World Health Assembly hopes to reinforce pandemic preparedness after bold treaty project stalls
GENEVA — The World Health Organization will begin its annual meeting with ministers and other top envoys on Monday in hopes of strengthening global preparedness for the next pandemic in the devastating aftermath of COVID-19.
But the most ambitious project, the adoption of a pandemic ‘treaty’, has been put on hold for the time being after two and a half years of work failed to produce a draft that countries could get behind on Friday, as originally hoped.
WHO Director-General Tedros Adhanom Ghebreyesus insists it is not a “failure” and that the World Health Assembly can still chart the way forward this week.
As diplomats, health officials and activists were still trying to put together a draft treaty, he predicted the meeting could be one of the most important in the WHO’s 76-year history. Not anymore.

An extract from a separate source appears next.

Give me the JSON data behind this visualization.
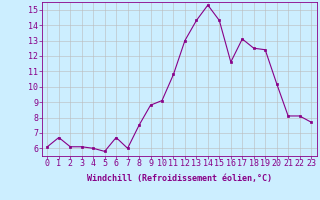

WHO officials and others have been eager to build on the momentum of concern about the coronavirus pandemic, with the risk that the more it fades into history, the less the public — and policymakers — will be interested in preparing for a future pandemic .
The premise is that pathogens that do not respect national borders require a joint response from all countries. But decision makers are struggling to balance the national interest with WHO officials’ calls to think more broadly in the interests of humanity and equality.
So health ministers will now have to pick up the pieces and try to bridge deep-rooted differences, including how the world can share information about emerging pathogens and scarce resources such as vaccines and masks when demand skyrockets.
The meeting of the 194 member states of the U.N. health agency begins Monday with speeches by Tedros and video commentary by high-profile participants, including International Olympic Committee President Thomas Bach and European Commission President Ursula von der Leyen.
Envoys will discuss global health issues, including the impact of wars in countries such as the Middle East, Sudan and Ukraine.
Instead of a pandemic treaty, the best chance now to expand the international health architecture to combat such cross-border outbreaks is to make changes to the nearly two-decade-old International Health Rules, which countries have agreed to “in principle,” says Tedros. said last week.
These regulations aim to help countries detect and respond to health emergencies.
For example, envoys to the meeting could establish the concept of a “pandemic emergency” to build on the cumbersome category of a public health emergency of international concern, which is currently the WHO’s highest alert level for dangerous epidemics.
Such a term could help inform the public at a time when, as with COVID-19, confusion and uncertainty are widespread.